Optimal tests for elliptical symmetry: specified and unspecified location

TL;DR

This paper introduces new optimal tests for elliptical symmetry in multivariate analysis, addressing both specified and unspecified location, with strong theoretical backing and broad applicability.

Contribution

It proposes novel, asymptotically optimal tests for elliptical symmetry that are affine-invariant, computationally efficient, and outperform existing methods.

Findings

Tests have a simple asymptotic null distribution.

They are affine-invariant and computationally fast.

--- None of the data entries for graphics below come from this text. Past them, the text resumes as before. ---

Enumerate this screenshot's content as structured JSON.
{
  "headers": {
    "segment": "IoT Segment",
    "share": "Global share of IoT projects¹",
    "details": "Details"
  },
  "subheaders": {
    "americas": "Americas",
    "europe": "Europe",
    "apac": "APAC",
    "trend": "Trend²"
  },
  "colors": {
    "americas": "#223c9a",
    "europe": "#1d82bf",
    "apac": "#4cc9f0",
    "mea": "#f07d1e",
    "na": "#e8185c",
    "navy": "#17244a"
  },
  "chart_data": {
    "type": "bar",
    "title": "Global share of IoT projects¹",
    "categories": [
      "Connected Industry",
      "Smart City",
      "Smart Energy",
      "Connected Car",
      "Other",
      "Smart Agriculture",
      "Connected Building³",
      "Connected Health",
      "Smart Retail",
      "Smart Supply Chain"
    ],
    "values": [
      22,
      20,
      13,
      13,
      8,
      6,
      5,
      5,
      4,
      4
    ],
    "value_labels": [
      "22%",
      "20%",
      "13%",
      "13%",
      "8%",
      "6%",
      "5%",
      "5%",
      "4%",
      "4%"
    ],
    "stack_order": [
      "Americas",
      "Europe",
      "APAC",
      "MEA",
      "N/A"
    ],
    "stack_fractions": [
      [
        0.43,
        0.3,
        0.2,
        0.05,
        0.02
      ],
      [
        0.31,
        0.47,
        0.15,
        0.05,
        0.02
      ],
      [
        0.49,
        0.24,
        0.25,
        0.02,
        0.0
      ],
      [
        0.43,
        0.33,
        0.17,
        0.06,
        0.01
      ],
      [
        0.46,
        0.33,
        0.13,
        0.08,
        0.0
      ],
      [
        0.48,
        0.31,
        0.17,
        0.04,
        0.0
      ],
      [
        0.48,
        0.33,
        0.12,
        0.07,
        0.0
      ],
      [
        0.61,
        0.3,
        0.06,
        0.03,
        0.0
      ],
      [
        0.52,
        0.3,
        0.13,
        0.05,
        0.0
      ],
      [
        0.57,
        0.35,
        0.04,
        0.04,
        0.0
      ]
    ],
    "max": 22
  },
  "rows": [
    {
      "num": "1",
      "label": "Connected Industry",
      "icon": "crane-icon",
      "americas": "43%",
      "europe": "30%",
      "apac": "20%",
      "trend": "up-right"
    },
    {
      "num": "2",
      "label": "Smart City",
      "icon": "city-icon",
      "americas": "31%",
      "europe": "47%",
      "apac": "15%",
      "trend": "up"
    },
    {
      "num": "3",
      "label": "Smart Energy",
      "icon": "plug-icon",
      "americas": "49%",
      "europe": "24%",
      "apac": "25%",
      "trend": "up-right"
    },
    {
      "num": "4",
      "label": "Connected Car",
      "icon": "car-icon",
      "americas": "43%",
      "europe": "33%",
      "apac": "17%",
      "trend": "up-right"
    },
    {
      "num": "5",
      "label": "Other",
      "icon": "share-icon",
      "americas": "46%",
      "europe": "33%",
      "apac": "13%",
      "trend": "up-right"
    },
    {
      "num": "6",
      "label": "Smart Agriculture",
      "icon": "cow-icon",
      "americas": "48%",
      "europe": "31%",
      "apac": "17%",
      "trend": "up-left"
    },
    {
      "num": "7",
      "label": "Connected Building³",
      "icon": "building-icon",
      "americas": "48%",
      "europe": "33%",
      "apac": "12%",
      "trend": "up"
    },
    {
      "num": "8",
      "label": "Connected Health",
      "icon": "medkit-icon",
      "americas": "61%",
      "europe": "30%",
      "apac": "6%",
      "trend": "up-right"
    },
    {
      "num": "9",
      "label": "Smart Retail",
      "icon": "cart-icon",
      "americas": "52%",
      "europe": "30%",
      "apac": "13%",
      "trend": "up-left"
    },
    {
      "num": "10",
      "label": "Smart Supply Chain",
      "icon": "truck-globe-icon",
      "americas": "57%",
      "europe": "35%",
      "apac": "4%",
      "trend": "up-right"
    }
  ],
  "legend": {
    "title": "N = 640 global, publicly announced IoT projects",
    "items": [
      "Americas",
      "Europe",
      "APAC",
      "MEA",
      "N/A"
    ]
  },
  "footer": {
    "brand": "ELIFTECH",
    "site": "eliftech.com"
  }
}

They outperform existing competitors in power.

Abstract

Although the assumption of elliptical symmetry is quite common in multivariate analysis and widespread in a number of applications, the problem of testing the null hypothesis of ellipticity so far has not been addressed in a fully satisfactory way. Most of the literature in the area indeed addresses the null hypothesis of elliptical symmetry with specified location and actually addresses location rather than non-elliptical alternatives. In this paper, we are proposing new classes of testing procedures, both for specified and unspecified location. The backbone of our construction is Le Cam's asymptotic theory of statistical experiments, and optimality is to be understood locally and asymptotically within the family of generalized skew-elliptical distributions. The tests we are proposing are meeting all the desired properties of a``good'' test of elliptical symmetry: they have a simple asymptotic distribution under the entire null hypothesis of elliptical symmetry with unspecified radial density and shape parameter; they are affine-invariant, computationally fast, intuitively understandable, and not too demanding in terms of moments. While achieving optimality against generalized skew-elliptical alternatives, they remain quite powerful under a much broader class of non-elliptical distributions and significantly outperform the available competitors.